Undertaker lâcha un grognement, il partait sérieusement en vrille s'il entendait la voix d'Emilie dans sa tête. Et d'abord, il était vraiment obséder par autre chose que le sexe ? C'est vrai que le Serdaigle était un casse-tête qu'il avait particulièrement envie de résoudre et qu'il adorait la façon totalement exubérante qu'il avait de se comporter ainsi que son esprit retord et sa façon de sautiller quand il était heureux... Là, il avait un sérieux problème.

_ Taker, je peux savoir pourquoi tu es si grognon depuis tout à l'heure ?

_ C'est peut-être le fait d'être enfermé avec toi à récurer des coupes.

_ Je ne savais pas que d'être enfermé avec moi pouvais être si désagréable.

Undertaker grinça des dents. Le Serdaigle avait raison, ça ne le dérangeait pas du tout d'être enfermé dans la même pièce que lui.

_ Alors, Kitty, quel est le problème ?

_ Déjà, ce surnom débile.

_ Pourtant, tu ressembles vraiment à un chat.

_ Et où t'as vu ça ? Dans le fond d'une de tes tasses ?

_ Pas du tout. Il suffit juste de t'observer un peu. Tu en as la démarche, la même façon de t'étaler sur ton bureau, les griffes aussi, clairement (Undertaker tenta de protester. Ces ongles n'étaient pas des griffes !). D'ailleurs tu peux les rétracter ? Enfin bref, tu te mets à ronronner dès qu'on te grattouille les oreilles (Le Serpentard voulu s'en défendre mais il savait bien que c'était vrai) et je suis à peu près sûr que tu es tout aussi souple.

Break accompagna sa dernière déclaration d'un sourire entendu qui fit follement rougir Undertaker.

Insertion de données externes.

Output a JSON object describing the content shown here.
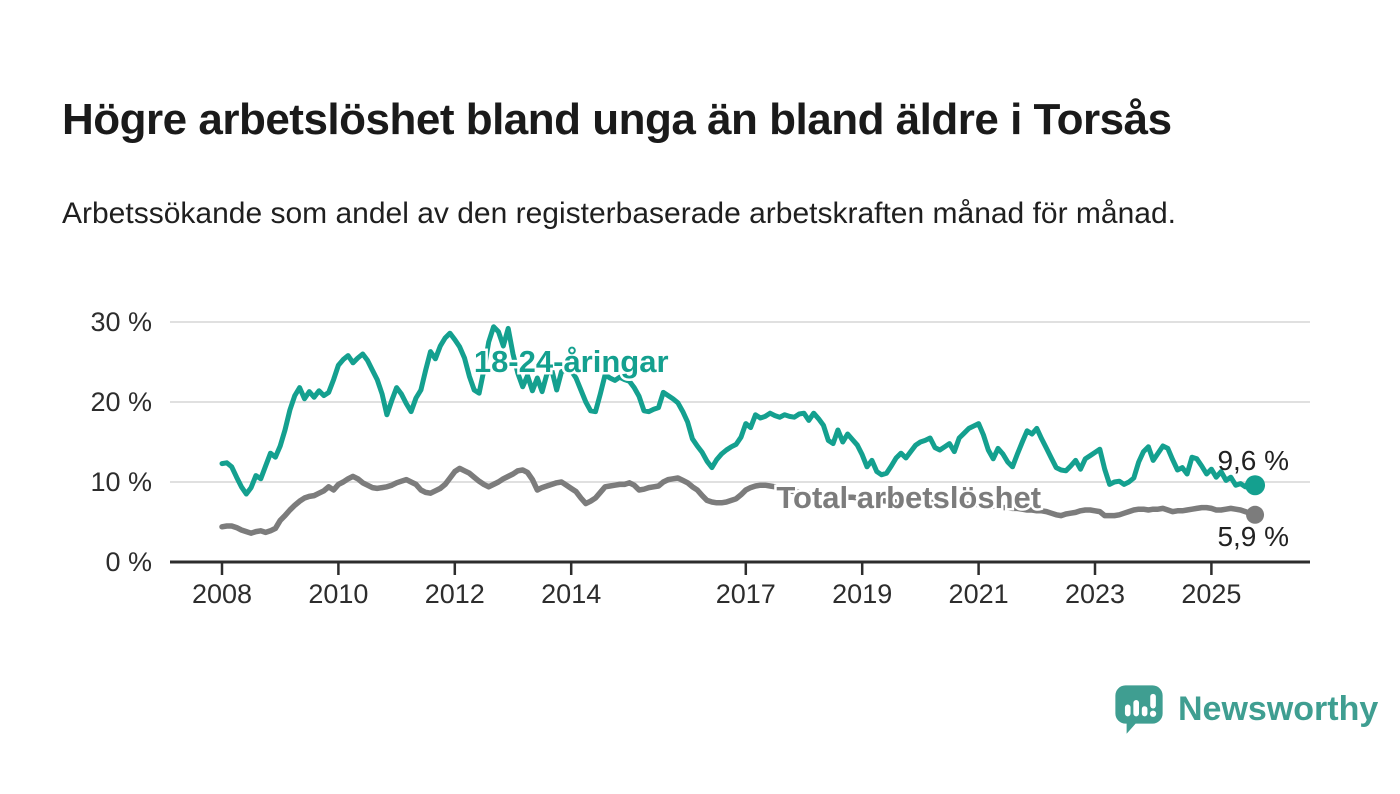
{
  "page": {
    "title": "Högre arbetslöshet bland unga än bland äldre i Torsås",
    "subtitle": "Arbetssökande som andel av den registerbaserade arbetskraften månad för månad."
  },
  "branding": {
    "logo_text": "Newsworthy",
    "logo_icon": "bar-chart-speech-bubble-icon",
    "brand_color": "#3f9e91"
  },
  "chart_data": {
    "type": "line",
    "title": "Högre arbetslöshet bland unga än bland äldre i Torsås",
    "unit": "%",
    "grid": "horizontal",
    "legend_position": "inline-labels",
    "x_axis": {
      "tick_years": [
        2008,
        2010,
        2012,
        2014,
        2017,
        2019,
        2021,
        2023,
        2025
      ],
      "tick_labels": [
        "2008",
        "2010",
        "2012",
        "2014",
        "2017",
        "2019",
        "2021",
        "2023",
        "2025"
      ]
    },
    "y_axis": {
      "tick_values": [
        0,
        10,
        20,
        30
      ],
      "tick_labels": [
        "0 %",
        "10 %",
        "20 %",
        "30 %"
      ],
      "range": [
        0,
        32
      ]
    },
    "start_year": 2008,
    "points_per_year": 12,
    "colors": {
      "youth": "#14a08f",
      "total": "#7c7c7c",
      "gridline": "#e0e0e0",
      "axis": "#2d2d2d",
      "value_label": "#222222"
    },
    "series": [
      {
        "name": "18-24-åringar",
        "color": "#14a08f",
        "end_value": 9.6,
        "end_label": "9,6 %",
        "end_label_side": "above",
        "label_at": {
          "year": 2014.0,
          "pct": 25.1
        },
        "values": [
          12.3,
          12.4,
          11.9,
          10.6,
          9.4,
          8.5,
          9.3,
          10.8,
          10.4,
          12.0,
          13.6,
          13.1,
          14.5,
          16.5,
          19.0,
          20.8,
          21.8,
          20.4,
          21.3,
          20.6,
          21.4,
          20.8,
          21.2,
          22.8,
          24.6,
          25.3,
          25.8,
          24.9,
          25.5,
          26.0,
          25.2,
          24.0,
          22.8,
          21.0,
          18.4,
          20.2,
          21.8,
          21.0,
          19.8,
          18.8,
          20.5,
          21.5,
          24.0,
          26.3,
          25.4,
          27.0,
          28.0,
          28.6,
          27.8,
          26.9,
          25.5,
          23.2,
          21.5,
          21.1,
          24.0,
          27.5,
          29.4,
          28.8,
          27.0,
          29.2,
          26.0,
          23.6,
          21.9,
          23.3,
          21.4,
          23.0,
          21.3,
          23.5,
          24.0,
          21.5,
          23.8,
          24.0,
          23.9,
          23.0,
          21.5,
          20.0,
          18.9,
          18.8,
          21.0,
          23.4,
          23.0,
          22.7,
          23.1,
          22.8,
          22.6,
          21.8,
          20.7,
          18.9,
          18.8,
          19.1,
          19.3,
          21.2,
          20.8,
          20.4,
          19.9,
          18.8,
          17.5,
          15.4,
          14.5,
          13.7,
          12.6,
          11.8,
          12.8,
          13.5,
          14.0,
          14.4,
          14.7,
          15.6,
          17.3,
          16.8,
          18.4,
          18.0,
          18.2,
          18.6,
          18.3,
          18.1,
          18.4,
          18.2,
          18.1,
          18.5,
          18.6,
          17.7,
          18.6,
          17.9,
          17.1,
          15.2,
          14.8,
          16.5,
          15.0,
          16.0,
          15.3,
          14.6,
          13.4,
          11.9,
          12.7,
          11.3,
          10.9,
          11.1,
          12.0,
          13.0,
          13.6,
          13.0,
          13.8,
          14.6,
          15.0,
          15.2,
          15.5,
          14.3,
          14.0,
          14.4,
          14.8,
          13.8,
          15.5,
          16.1,
          16.7,
          17.0,
          17.3,
          15.9,
          14.0,
          12.9,
          14.2,
          13.5,
          12.5,
          11.9,
          13.5,
          15.0,
          16.4,
          16.0,
          16.7,
          15.4,
          14.2,
          13.0,
          11.8,
          11.5,
          11.4,
          12.0,
          12.7,
          11.6,
          12.9,
          13.3,
          13.7,
          14.1,
          11.6,
          9.7,
          10.0,
          10.1,
          9.7,
          10.0,
          10.5,
          12.5,
          13.8,
          14.4,
          12.7,
          13.6,
          14.5,
          14.2,
          12.8,
          11.5,
          11.8,
          11.0,
          13.1,
          12.9,
          12.0,
          11.0,
          11.6,
          10.6,
          11.3,
          10.2,
          10.6,
          9.6,
          9.8,
          9.4,
          10.2,
          9.6
        ]
      },
      {
        "name": "Total arbetslöshet",
        "color": "#7c7c7c",
        "end_value": 5.9,
        "end_label": "5,9 %",
        "end_label_side": "below",
        "label_at": {
          "year": 2019.8,
          "pct": 8.1
        },
        "values": [
          4.4,
          4.5,
          4.5,
          4.3,
          4.0,
          3.8,
          3.6,
          3.8,
          3.9,
          3.7,
          3.9,
          4.2,
          5.2,
          5.8,
          6.5,
          7.1,
          7.6,
          8.0,
          8.2,
          8.3,
          8.6,
          8.9,
          9.4,
          9.0,
          9.7,
          10.0,
          10.4,
          10.7,
          10.4,
          9.9,
          9.6,
          9.3,
          9.2,
          9.3,
          9.4,
          9.6,
          9.9,
          10.1,
          10.3,
          10.0,
          9.7,
          9.0,
          8.7,
          8.6,
          8.9,
          9.2,
          9.7,
          10.5,
          11.3,
          11.7,
          11.4,
          11.1,
          10.6,
          10.1,
          9.7,
          9.4,
          9.7,
          10.0,
          10.4,
          10.7,
          11.0,
          11.4,
          11.5,
          11.2,
          10.3,
          9.0,
          9.3,
          9.5,
          9.7,
          9.9,
          10.0,
          9.6,
          9.2,
          8.8,
          8.0,
          7.3,
          7.6,
          8.0,
          8.7,
          9.4,
          9.5,
          9.6,
          9.7,
          9.7,
          9.9,
          9.6,
          9.0,
          9.1,
          9.3,
          9.4,
          9.5,
          10.0,
          10.3,
          10.4,
          10.5,
          10.2,
          9.9,
          9.4,
          9.0,
          8.3,
          7.7,
          7.5,
          7.4,
          7.4,
          7.5,
          7.7,
          7.9,
          8.4,
          9.0,
          9.3,
          9.5,
          9.6,
          9.6,
          9.5,
          9.4,
          9.2,
          9.0,
          8.9,
          8.8,
          8.7,
          8.6,
          8.5,
          8.5,
          8.4,
          8.4,
          8.3,
          8.3,
          8.2,
          8.2,
          8.1,
          8.1,
          8.0,
          7.9,
          7.9,
          7.8,
          7.8,
          7.7,
          7.6,
          7.6,
          7.5,
          7.4,
          7.4,
          7.3,
          7.3,
          7.3,
          7.3,
          7.4,
          7.5,
          7.5,
          7.5,
          7.4,
          7.4,
          7.3,
          7.3,
          7.2,
          7.2,
          7.2,
          7.1,
          7.0,
          7.0,
          6.9,
          6.8,
          6.8,
          6.7,
          6.7,
          6.6,
          6.5,
          6.5,
          6.4,
          6.4,
          6.3,
          6.1,
          5.9,
          5.8,
          6.0,
          6.1,
          6.2,
          6.4,
          6.5,
          6.5,
          6.4,
          6.3,
          5.8,
          5.8,
          5.8,
          5.9,
          6.1,
          6.3,
          6.5,
          6.6,
          6.6,
          6.5,
          6.6,
          6.6,
          6.7,
          6.5,
          6.3,
          6.4,
          6.4,
          6.5,
          6.6,
          6.7,
          6.8,
          6.8,
          6.7,
          6.5,
          6.5,
          6.6,
          6.7,
          6.6,
          6.5,
          6.3,
          6.1,
          5.9
        ]
      }
    ]
  }
}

_ Ok je veux bien admettre qu'il y a quelques petites ressemblances mais mes ongles ne se rétractent pas, enfin juste un peu.

_ Héhéhé, je le savais.

_ Justement, c'est ça le problème.

_ Que tu puisses rétracter tes griffes ?

_ Mais non ! Tu sais plein de trucs sur moi, mais moi je ne sais quasiment rien sur toi.

_ Et alors ?

_ C'est totalement injuste !

_ La vie est ainsi faite.

_ Espèce de...

_ Pas besoin de sortir les griffes, mon chaton, héhéhé. Je veux bien, dans ma grande mansuétude, répondre à... disons… trois de tes questions.

_ Seulement trois ?

_ C'est ta première question ?

_ Non, ignore ce que j'ai dit. Bon alors...heu...

Le regard que posait sur lui Break le rendait affreusement mal à l'aise et il ne s'attendait pas du tout à ce que l'autre veuille bien répondre à ses questions alors il n'avait pas tellement réfléchit à ce qu'il voulait savoir sur lui. Il lâcha donc la première chose qui lui vint à l'esprit.

_ Le soir où on s'est fait punir par M. Michaelis, c'était quoi cette histoire de dix points en moins pour toi ?

_ Héhéhé, chaton, fait fonctionner cette jolie petite tête.

_ C'est toi qui es censé répondre à mes questions, pas moi (Undertaker rangea dans un coin de sa tête qu'il faudrait absolument qu'il trouve un surnom pourri à Break. Déjà que le Kitty le faisait passer pour un animal de compagnie, le chaton, lui, donnait l'impression d'être une petite chose fragile).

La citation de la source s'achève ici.